あおはるだん
生年
文政〜天保頃
没年
不詳
出身
紀州藩
経歴
紀州藩薬込役、江戸幕府御庭番、浪士
主君
徳川家茂(紀州藩時代は徳川慶福)
関係人物
勝海舟、坂本龍馬、天璋院篤姫ほか
区分
作品内限定人物
関口いろは(せきぐち いろは、生没年不詳)は、幕末に活動したとされる紀州藩出身の人物。紀州藩主・徳川慶福に仕え、慶福が第十四代将軍・徳川家茂となると江戸へ随伴し、御庭番として仕えたと伝えられる。元治元年には家茂の命により神戸海軍操練所に関わり、勝海舟や坂本龍馬らとも接点を持ったという。
操練所閉鎖後は幕府の正式な役目を離れ、浪士となったとされ、各地を渡り歩き、幕末期のさまざまな人物や出来事に関わったと言われるが、後年の足取りを示す記録は少ない。
関口いろはは、文政末年から天保初年頃、紀州藩士・関口斉之進の子として生まれたとされる。斉之進は、城内の警備や内命による探索、情報収集などに携わる薬込役を務めた人物と伝えられる。
幼少期よりいろはも、藩儒のもとで手習いを受け、書を嗜んだほか、居合・柔術道場に通い、武芸にも秀でたとされる。こうした書と武芸の素養を身につけ、若くしていろは自身も薬込役を務め、のちに徳川慶福が紀州藩主となると、いろはは藩主の薬込役として関わるようになったとされる。
紀州藩主であった徳川慶福が、第十四代将軍・徳川家茂となると、いろはは家茂の指名により江戸へ随伴することとなる。

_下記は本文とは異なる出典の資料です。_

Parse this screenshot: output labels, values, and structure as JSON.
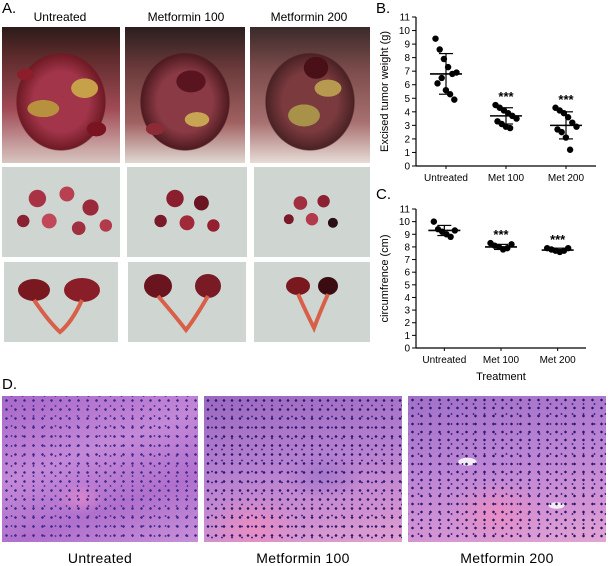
{
  "panels": {
    "a": {
      "label": "A.",
      "col_labels": [
        "Untreated",
        "Metformin 100",
        "Metformin 200"
      ]
    },
    "b": {
      "label": "B."
    },
    "c": {
      "label": "C."
    },
    "d": {
      "label": "D.",
      "captions": [
        "Untreated",
        "Metformin 100",
        "Metformin 200"
      ]
    }
  },
  "chart_data": [
    {
      "type": "scatter",
      "ylabel": "Excised tumor weight (g)",
      "xlabel": "",
      "ylim": [
        0,
        11
      ],
      "yticks": [
        0,
        1,
        2,
        3,
        4,
        5,
        6,
        7,
        8,
        9,
        10,
        11
      ],
      "categories": [
        "Untreated",
        "Met 100",
        "Met 200"
      ],
      "points": [
        [
          9.4,
          8.6,
          7.9,
          7.3,
          6.8,
          6.9,
          6.1,
          6.5,
          5.6,
          5.3,
          4.9
        ],
        [
          4.5,
          4.3,
          4.1,
          3.9,
          3.7,
          3.5,
          3.3,
          3.1,
          2.9,
          2.8
        ],
        [
          4.3,
          4.1,
          3.9,
          3.6,
          3.2,
          2.9,
          2.7,
          2.5,
          2.1,
          1.2
        ]
      ],
      "means": [
        6.8,
        3.7,
        3.0
      ],
      "sd": [
        1.5,
        0.6,
        1.0
      ],
      "significance": [
        "",
        "***",
        "***"
      ]
    },
    {
      "type": "scatter",
      "ylabel": "circumfrence (cm)",
      "xlabel": "Treatment",
      "ylim": [
        0,
        11
      ],
      "yticks": [
        0,
        1,
        2,
        3,
        4,
        5,
        6,
        7,
        8,
        9,
        10,
        11
      ],
      "categories": [
        "Untreated",
        "Met 100",
        "Met 200"
      ],
      "points": [
        [
          10.0,
          9.4,
          9.2,
          9.0,
          8.8,
          9.3
        ],
        [
          8.3,
          8.1,
          8.0,
          7.8,
          7.9,
          8.2
        ],
        [
          7.9,
          7.8,
          7.7,
          7.6,
          7.7,
          7.9
        ]
      ],
      "means": [
        9.3,
        8.0,
        7.75
      ],
      "sd": [
        0.4,
        0.2,
        0.15
      ],
      "significance": [
        "",
        "***",
        "***"
      ]
    }
  ]
}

江戸では御庭番として家茂に仕え、紀州藩時代の御用と同様に、取次ぎや警護、情報収集などの役目を引き続き担ったとされる。
元治元年、幕府が神戸海軍操練所を設けると、いろはは徳川家茂の命を受け、同所に関わったとされる。御庭番として、幕府外の人物が多く集まる同所の様子を探る役目を帯びていたとも伝えられる。
神戸海軍操練所は、幕臣だけでなく、諸藩出身者や浪士も出入りする場であった。そのため、いろはにとっては、幕府内の秩序とは異なる人々や考え方に触れる機会となったとされ、こうした経験がのちの身の振り方にも影響したとみる考察がある。一方で、将軍・家茂直々の命を受けたとする点そのものを含め、操練所での具体的な活動を示す記録はほとんど残されていない。
神戸海軍操練所の閉鎖後、いろはは幕府の正式な役目を離れ、浪士となったとされる。
浪士となった後の記録は断片的で、いくつかの地域を転々としたとされる。伝承では、坂本龍馬をはじめとする勤王の志士たちと行動を共にしたともいわれる。
坂本龍馬が暗殺された慶応三年十一月の近江屋事件以後、その足取りはほぼ途絶えている。
書と居合・柔術などの武芸に通じ、隠密行動にも長けた人物であったとされる。性格は寡黙で、感情を表に出すことは少なかったとされる。徳川家茂への忠義が厚い人物として伝えられる一方、幕府の役目を離れて浪士となったことや、坂本龍馬ら勤王の志士と関わったとされることから、その忠義のあり方については異なる見方を示す考察もある。また、こうした経歴から、幕府方・倒幕方のいずれか一方だけでは捉えにくい人物とされる。